Why does prior LASIK reduce the odds of seeing well without eyeglasses?
One key measurement is the corneal curvature, and LASIK makes this somewhat uneven and difficult to measure accurately. With our putting analogy, this would be like an uneven golf green with many bumps instead of a perfectly uniform surface. When taking our one putt, the odds of hitting the target are now lower, and the chance of a larger miss is increased – such as getting a “C” instead of an “A” for uncorrected distance vision (i.e., without eyeglasses). This would necessitate stronger glasses to see well in the distance. It’s uncommon, but if the artificial lens power calculation is too far off, you may choose to exchange the lens implant with a second operation, which insurance may not cover.
Can LASIK patients still select from the same lens implant options?
This often depends on how much corneal reshaping was needed with the original refractive procedure. Some patients required a second LASIK enhancement procedure. Larger amounts of LASIK or RK can result in some optical irregularities to the corneal surface. Multifocal lens implants can result in poor quality vision when combined with an irregular cornea and would not be recommended in this case.
The light adjustable lens (LAL) implant is the most advanced artificial lens technology to be FDA approved and available in the U.S. It is an option for all cataract patients, but is particularly advantageous for eyes that have had prior refractive surgery.
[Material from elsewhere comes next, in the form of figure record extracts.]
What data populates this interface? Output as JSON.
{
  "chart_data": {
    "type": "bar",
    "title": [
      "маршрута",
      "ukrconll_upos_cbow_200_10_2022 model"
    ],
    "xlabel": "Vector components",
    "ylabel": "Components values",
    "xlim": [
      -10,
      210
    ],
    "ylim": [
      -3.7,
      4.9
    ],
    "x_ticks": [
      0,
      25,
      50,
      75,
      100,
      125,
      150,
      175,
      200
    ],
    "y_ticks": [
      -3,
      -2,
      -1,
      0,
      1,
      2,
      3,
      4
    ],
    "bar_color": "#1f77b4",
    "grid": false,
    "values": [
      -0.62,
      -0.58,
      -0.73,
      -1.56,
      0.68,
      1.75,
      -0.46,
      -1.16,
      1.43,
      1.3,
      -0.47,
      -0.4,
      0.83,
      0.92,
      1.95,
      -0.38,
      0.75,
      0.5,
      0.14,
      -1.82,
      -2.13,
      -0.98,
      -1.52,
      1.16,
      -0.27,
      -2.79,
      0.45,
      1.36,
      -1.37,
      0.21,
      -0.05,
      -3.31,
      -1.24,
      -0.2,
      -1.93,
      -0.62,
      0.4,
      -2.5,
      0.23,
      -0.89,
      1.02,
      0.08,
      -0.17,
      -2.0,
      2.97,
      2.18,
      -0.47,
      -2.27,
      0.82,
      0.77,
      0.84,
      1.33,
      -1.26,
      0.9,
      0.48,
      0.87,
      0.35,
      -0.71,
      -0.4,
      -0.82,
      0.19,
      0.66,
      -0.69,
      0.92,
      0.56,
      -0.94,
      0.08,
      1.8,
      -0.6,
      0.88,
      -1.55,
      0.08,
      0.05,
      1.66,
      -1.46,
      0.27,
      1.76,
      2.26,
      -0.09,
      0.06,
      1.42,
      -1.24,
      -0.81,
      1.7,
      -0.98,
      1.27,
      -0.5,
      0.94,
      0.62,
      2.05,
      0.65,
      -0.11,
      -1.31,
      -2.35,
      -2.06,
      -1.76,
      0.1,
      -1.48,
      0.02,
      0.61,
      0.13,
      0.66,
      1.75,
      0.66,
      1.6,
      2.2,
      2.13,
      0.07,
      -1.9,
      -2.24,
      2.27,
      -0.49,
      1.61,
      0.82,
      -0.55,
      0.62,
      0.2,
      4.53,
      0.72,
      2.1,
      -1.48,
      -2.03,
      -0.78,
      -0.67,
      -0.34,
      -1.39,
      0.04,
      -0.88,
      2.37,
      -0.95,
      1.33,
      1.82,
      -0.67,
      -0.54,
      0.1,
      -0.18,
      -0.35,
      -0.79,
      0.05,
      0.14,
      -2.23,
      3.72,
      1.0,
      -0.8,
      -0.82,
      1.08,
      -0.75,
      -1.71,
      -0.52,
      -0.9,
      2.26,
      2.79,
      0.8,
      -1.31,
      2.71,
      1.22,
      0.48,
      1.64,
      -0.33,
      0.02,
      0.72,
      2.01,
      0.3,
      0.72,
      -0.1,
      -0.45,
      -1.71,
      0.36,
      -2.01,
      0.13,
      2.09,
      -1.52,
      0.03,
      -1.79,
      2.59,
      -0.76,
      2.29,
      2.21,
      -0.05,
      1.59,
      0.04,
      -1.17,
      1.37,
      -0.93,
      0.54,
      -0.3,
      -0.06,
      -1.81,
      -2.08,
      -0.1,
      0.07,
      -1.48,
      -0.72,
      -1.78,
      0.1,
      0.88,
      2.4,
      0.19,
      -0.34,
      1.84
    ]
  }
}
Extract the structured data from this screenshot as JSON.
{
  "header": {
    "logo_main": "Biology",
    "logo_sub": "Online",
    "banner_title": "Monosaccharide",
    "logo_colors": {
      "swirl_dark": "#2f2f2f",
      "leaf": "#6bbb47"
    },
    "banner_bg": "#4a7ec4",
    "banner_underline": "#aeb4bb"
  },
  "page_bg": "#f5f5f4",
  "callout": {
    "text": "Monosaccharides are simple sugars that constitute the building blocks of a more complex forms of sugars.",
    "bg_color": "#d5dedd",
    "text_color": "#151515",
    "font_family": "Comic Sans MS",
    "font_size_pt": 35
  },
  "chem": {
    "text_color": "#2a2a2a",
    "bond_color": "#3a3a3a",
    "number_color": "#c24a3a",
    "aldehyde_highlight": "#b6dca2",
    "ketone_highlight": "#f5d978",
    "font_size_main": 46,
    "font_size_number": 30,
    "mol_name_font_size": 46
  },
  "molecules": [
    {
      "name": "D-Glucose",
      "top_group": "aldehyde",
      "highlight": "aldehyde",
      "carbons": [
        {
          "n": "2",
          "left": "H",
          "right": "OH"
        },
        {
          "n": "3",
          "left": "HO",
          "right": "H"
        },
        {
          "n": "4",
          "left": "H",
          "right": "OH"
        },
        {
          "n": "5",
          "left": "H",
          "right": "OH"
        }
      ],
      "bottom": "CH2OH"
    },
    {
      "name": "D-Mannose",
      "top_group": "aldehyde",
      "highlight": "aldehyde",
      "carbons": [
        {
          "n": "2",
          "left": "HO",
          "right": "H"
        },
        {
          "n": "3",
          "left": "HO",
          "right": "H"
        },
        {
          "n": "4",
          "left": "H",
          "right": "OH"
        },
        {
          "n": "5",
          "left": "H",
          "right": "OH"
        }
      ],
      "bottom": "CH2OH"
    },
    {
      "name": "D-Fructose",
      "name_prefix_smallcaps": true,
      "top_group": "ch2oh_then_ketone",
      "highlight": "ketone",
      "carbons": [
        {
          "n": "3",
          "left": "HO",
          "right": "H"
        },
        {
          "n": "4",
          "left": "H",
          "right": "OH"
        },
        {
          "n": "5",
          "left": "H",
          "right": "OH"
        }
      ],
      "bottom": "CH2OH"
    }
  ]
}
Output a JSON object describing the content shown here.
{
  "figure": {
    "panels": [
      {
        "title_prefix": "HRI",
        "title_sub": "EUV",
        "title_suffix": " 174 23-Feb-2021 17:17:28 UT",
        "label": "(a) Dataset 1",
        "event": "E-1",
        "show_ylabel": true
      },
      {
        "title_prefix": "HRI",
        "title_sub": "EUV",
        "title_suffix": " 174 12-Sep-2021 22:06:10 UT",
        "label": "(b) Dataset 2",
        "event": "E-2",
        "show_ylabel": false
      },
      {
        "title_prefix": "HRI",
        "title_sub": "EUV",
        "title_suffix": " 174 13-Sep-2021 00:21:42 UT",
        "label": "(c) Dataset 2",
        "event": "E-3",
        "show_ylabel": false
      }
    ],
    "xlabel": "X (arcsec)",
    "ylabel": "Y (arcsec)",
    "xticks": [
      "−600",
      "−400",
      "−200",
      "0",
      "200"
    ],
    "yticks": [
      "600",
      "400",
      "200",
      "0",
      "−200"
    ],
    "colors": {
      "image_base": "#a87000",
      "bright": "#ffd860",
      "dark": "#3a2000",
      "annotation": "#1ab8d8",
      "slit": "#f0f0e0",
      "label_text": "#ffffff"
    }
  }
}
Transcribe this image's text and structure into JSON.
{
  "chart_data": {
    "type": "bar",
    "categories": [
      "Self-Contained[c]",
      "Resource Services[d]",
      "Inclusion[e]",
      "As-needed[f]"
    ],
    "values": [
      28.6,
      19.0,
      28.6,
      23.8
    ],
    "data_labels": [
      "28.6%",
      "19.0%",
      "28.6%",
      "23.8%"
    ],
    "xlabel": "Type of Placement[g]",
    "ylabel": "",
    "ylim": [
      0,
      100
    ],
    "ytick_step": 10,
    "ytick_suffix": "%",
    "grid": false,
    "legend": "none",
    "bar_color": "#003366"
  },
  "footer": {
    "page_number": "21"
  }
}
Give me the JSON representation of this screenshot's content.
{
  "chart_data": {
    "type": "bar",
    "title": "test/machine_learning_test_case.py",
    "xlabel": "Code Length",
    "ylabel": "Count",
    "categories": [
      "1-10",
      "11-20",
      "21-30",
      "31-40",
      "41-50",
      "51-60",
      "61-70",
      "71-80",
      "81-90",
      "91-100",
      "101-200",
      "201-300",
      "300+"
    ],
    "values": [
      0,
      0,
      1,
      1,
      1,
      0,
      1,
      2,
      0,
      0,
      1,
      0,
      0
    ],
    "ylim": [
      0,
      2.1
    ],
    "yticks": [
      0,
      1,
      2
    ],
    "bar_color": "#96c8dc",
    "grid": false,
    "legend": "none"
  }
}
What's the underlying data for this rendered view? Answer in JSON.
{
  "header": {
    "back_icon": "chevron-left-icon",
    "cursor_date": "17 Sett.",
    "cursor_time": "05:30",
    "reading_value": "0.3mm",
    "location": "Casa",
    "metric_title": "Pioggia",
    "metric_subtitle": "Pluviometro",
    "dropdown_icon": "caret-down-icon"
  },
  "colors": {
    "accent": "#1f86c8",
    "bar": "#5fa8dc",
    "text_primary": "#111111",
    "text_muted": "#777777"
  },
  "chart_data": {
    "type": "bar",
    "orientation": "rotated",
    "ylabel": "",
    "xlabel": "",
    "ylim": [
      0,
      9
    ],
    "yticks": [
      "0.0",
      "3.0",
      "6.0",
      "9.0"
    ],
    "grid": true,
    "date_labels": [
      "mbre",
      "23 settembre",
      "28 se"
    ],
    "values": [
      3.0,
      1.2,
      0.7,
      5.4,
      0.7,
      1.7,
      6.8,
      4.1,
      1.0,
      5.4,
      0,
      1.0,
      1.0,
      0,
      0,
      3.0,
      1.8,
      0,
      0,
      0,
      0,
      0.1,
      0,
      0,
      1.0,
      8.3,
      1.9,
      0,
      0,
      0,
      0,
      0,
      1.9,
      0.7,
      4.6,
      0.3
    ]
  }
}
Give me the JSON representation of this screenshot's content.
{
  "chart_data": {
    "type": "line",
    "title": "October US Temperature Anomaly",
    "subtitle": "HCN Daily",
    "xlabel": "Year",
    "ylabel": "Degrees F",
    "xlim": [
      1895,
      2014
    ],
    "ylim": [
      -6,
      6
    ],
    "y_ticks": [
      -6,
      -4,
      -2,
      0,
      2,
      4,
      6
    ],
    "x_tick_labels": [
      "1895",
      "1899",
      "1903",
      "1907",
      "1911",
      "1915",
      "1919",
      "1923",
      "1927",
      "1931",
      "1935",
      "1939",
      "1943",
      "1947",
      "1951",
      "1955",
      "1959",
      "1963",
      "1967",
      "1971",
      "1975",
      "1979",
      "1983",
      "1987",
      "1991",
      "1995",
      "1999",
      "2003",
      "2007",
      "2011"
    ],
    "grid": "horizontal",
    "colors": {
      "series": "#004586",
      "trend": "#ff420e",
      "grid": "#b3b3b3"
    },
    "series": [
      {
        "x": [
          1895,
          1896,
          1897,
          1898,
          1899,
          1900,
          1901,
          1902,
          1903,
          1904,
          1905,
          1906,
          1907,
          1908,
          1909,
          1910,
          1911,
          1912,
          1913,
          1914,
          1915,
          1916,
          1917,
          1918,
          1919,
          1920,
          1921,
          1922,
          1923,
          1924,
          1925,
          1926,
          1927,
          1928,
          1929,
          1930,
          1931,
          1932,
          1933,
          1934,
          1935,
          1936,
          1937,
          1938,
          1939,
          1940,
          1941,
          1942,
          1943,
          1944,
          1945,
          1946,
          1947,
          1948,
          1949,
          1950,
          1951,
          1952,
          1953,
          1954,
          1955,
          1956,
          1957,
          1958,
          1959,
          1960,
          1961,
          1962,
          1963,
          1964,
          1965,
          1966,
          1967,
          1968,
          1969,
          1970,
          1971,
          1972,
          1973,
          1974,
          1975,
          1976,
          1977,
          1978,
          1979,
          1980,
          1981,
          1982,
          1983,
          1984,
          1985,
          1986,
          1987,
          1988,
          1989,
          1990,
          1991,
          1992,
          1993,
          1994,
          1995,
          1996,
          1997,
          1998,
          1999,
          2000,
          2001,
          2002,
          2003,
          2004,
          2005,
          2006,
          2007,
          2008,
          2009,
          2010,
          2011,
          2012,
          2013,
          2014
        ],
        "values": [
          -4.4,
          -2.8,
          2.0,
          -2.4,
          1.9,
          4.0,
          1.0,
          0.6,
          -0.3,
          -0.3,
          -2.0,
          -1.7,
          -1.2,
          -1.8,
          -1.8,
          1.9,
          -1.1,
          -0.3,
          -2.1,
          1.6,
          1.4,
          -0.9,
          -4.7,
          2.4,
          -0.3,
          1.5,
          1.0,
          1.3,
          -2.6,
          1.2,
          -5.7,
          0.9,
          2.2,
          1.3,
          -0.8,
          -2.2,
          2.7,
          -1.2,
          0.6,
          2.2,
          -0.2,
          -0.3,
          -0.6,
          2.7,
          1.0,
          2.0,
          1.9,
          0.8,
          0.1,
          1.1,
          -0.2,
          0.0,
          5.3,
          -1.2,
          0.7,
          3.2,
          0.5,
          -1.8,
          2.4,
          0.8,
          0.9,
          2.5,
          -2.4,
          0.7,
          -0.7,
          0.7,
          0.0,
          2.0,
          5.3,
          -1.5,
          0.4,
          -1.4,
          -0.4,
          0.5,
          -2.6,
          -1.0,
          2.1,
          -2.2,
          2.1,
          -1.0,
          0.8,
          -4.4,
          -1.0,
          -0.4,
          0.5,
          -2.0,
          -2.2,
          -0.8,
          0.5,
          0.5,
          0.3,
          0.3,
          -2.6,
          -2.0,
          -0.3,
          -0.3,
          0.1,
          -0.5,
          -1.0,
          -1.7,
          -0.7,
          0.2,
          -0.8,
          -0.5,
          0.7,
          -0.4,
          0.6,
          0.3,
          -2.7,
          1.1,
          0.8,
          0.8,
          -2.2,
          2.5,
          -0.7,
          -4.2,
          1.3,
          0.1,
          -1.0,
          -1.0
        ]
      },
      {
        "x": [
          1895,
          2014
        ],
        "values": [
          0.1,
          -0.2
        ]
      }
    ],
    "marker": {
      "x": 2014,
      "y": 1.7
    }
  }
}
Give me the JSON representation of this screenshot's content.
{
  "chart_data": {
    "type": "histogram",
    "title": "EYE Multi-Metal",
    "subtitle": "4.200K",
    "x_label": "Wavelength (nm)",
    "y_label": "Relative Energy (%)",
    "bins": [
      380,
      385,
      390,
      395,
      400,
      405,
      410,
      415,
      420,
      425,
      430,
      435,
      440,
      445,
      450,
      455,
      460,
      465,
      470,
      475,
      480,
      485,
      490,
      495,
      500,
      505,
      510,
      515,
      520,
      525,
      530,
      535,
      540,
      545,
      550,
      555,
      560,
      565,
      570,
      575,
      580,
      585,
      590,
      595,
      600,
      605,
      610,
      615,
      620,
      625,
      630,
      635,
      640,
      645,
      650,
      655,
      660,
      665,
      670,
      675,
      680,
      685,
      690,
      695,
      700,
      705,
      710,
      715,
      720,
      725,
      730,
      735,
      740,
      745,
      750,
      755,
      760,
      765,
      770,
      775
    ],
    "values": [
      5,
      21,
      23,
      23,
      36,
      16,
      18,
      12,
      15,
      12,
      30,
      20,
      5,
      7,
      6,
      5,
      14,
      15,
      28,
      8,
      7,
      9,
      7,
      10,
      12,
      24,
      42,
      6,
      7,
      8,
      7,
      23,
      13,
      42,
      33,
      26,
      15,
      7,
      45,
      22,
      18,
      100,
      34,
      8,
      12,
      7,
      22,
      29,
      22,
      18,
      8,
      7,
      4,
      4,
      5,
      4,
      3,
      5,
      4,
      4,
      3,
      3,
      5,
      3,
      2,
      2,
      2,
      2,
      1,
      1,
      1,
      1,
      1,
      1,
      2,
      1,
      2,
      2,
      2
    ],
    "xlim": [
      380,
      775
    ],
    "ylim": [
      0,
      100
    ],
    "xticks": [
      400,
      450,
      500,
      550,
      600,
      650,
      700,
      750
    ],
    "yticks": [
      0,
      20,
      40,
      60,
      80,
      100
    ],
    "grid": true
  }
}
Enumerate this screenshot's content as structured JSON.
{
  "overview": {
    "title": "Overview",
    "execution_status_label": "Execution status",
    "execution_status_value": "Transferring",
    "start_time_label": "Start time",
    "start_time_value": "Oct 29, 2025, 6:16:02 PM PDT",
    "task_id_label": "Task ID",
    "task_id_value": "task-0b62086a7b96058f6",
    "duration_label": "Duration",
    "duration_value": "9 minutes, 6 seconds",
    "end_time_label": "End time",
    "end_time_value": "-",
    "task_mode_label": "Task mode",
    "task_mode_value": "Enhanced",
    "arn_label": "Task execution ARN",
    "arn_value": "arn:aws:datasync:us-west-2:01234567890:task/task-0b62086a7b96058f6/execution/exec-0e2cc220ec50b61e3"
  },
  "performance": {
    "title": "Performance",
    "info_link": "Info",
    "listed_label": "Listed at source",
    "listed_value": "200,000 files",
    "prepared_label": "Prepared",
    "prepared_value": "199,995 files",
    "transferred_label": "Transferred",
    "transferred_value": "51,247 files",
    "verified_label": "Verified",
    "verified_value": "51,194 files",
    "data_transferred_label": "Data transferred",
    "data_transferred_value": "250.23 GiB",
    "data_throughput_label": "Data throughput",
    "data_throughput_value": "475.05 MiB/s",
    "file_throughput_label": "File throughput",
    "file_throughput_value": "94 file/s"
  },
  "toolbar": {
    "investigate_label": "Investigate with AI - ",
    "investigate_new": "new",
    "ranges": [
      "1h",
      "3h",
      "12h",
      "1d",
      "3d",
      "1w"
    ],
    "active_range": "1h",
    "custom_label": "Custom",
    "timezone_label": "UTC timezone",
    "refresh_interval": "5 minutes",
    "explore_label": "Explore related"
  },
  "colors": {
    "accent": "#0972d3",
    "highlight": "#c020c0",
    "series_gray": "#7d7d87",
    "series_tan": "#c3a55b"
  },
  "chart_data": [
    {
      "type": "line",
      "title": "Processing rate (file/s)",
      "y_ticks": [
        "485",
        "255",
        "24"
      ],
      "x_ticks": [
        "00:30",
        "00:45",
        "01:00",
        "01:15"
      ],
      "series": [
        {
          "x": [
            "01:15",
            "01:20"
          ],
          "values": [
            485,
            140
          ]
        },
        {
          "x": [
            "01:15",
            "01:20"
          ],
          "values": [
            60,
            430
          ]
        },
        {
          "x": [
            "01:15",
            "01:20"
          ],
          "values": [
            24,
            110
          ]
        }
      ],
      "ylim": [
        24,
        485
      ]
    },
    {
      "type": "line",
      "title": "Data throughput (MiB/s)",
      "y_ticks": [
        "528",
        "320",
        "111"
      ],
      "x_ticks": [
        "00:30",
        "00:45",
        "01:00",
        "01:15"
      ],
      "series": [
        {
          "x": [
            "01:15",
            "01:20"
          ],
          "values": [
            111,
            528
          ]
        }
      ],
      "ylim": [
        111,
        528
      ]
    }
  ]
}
This is the only system where the lens power can be changed and precisely adjusted several weeks following surgical implantation. This painless procedure is done in the office using a special light delivery device to shine a specific wavelength of UV light onto the artificial lens for approximately one minute. The light delivery device is not a laser but has the precision of a laser and is very accurate at correcting astigmatism as well. The LAL is the most accurate option for eyes that have had prior refractive surgery because after the initial power is estimated, it can then be changed and fine-tuned postoperatively. In our golf analogy, this would be like getting to take a second and third putt.
The LAL does not introduce halos and starbursts that are seen with multifocal lens implants, yet it provides a more extended focusing range compared to the basic single focus lens implant. This makes the LAL a good choice for those eyes that have some degree of corneal irregularity. It is also an excellent option for those patients who want one eye for distance and one with a closer focus. Patients selecting the LAL wear UV blocking spectacles for approximately one month following surgery. Because the LAL is adjustable postoperatively, many patients elect to have both eyes operated on at the same time with this option.
It is helpful to provide your cataract surgeon with your prior LASIK records that specify your vision both before and after the refractive operations. However, these records are frequently unavailable if many years have passed since the refractive surgery.